News Augusta: un sabato sera qualunque, non per alcuni giovani tra i 14 e i 15 anni, probabili autori di molestie compiute ai danni di una ragazzina di 11 anni. Non è trascorso molto tempo perchè le indagini dei Carabinieri consentissero di individuare i tre “bulli” e rintracciarli presso le rispettive abitazioni, dove sono stati identificati alle successive ore 1.00 e segnalati al Sostituto Procuratore di turno dell’Autorità Giudiziaria Minorile di Catania per violenza sessuale di gruppo e minaccia.

Erano le 21.30 circa di sabato scorso, quando la giovanissima vittima, passeggiava su via Principe con alcuni suoi coetanei, veniva affiancata da tre “bulletti” che, probabilmente presi dai fumi dell’alcohol, hanno iniziato ad offenderla e schernirla. Poi, dopo averla divisa dalla sua comitiva, con la minaccia di un coltello, hanno spintonato la ragazza contro il muro e l’hanno accerchiata iniziando a toccarla nelle parti intime senza che lei, inerme, potesse fare nulla.  La ragazzina, in preda al panico, ha tentato di allontanarsi attraversando più volte la strada e cercando di attirare l’attenzione dei passanti.
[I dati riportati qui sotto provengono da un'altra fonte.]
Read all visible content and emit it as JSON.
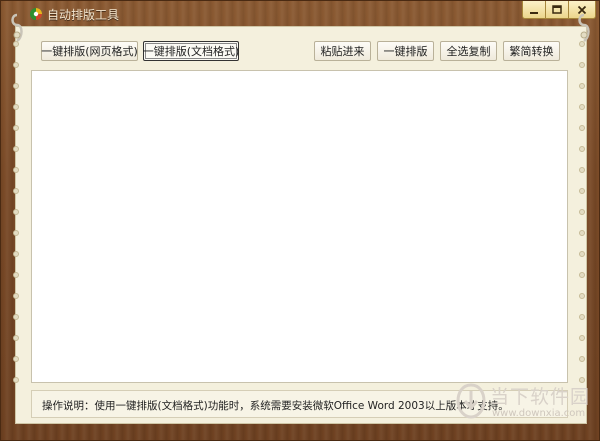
{
  "window": {
    "title": "自动排版工具",
    "controls": [
      "minimize",
      "maximize",
      "close"
    ]
  },
  "toolbar": {
    "left_buttons": [
      {
        "label": "一键排版(网页格式)"
      },
      {
        "label": "一键排版(文档格式)",
        "active": true
      }
    ],
    "right_buttons": [
      {
        "label": "粘贴进来"
      },
      {
        "label": "一键排版"
      },
      {
        "label": "全选复制"
      },
      {
        "label": "繁简转换"
      }
    ]
  },
  "editor": {
    "content": ""
  },
  "footer": {
    "note": "操作说明：使用一键排版(文档格式)功能时，系统需要安装微软Office Word 2003以上版本才支持。"
  },
  "watermark": {
    "name": "当下软件园",
    "url": "www.downxia.com"
  },
  "colors": {
    "wood": "#7a4a27",
    "paper": "#f4f0dd",
    "editor_bg": "#ffffff",
    "window_button": "#ecd68c"
  }
}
Quindi, è stata spintonata nuovamente contro il muro di una farmacia, vicino al distributore di profilattici, dove hanno continuato a deriderla facendole espliciti riferimenti sessuali. Fortunatamente, forse spaventati dalla presenza di gente a passeggio, poco dopo i tre si sono allontanati dirigendosi verso piazza mercato.
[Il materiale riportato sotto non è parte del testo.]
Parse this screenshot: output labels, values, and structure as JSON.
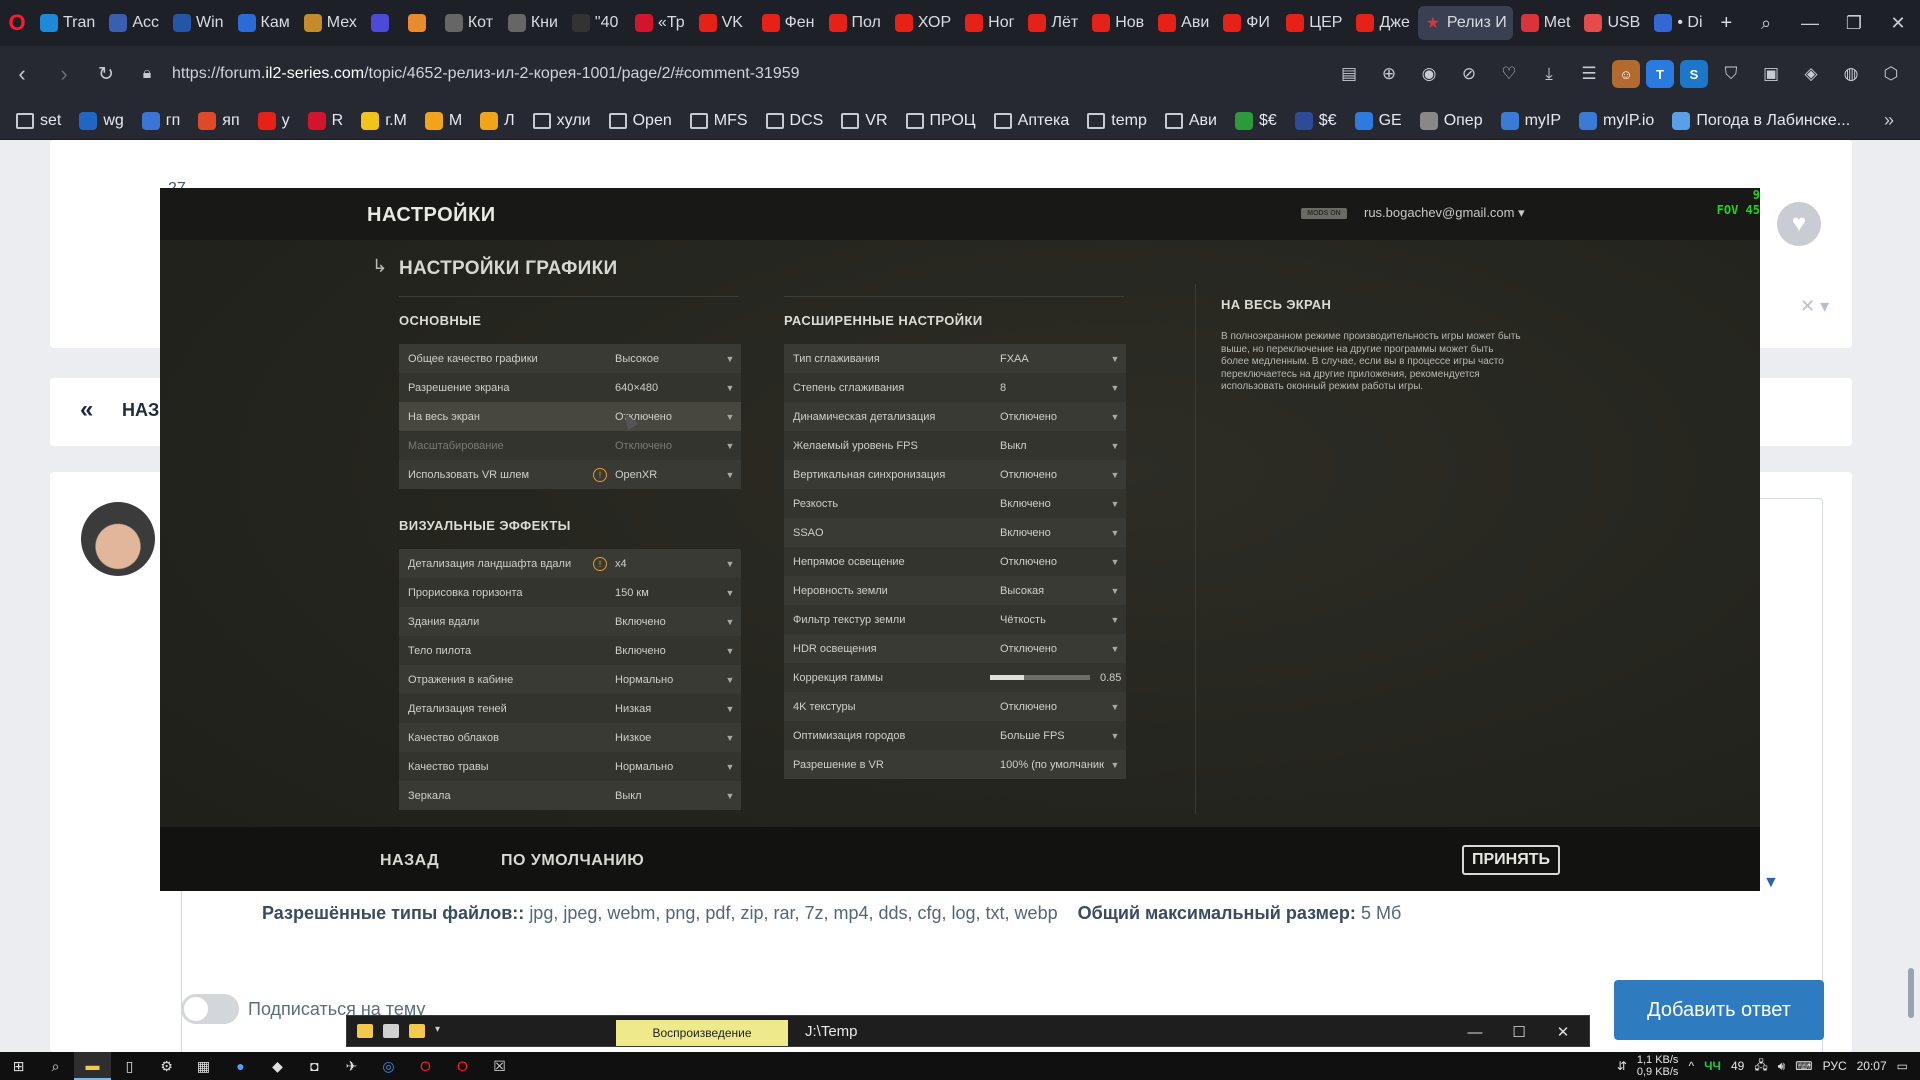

Questi i fatti accaduti sabato, racconti dalla ragazzina alla sua famiglia che prontamente ha denunciato l’episodio alla Stazione Carabinieri. In merito ai fatti si riportano le dichiarazioni del Cap. Lombardi, comandante della Compagnia Carabinieri di Augusta: “grazie alla tempestiva denuncia, è stato possibile individuare gli autori di questo episodio di violenza, tanto grave quanto drammatico, che si inquadra nel triste fenomeno del bullismo che noi, carabinieri, cerchiamo di prevenire e contrastare, anche con specifiche conferenze nelle scuole e, più in generale, tra i ragazzi. Questi episodi ci danno lo stimolo a continuare su questa strada, determinati a sensibilizzare gli adolescenti e ad evitare che certe cose possano riaccadere.”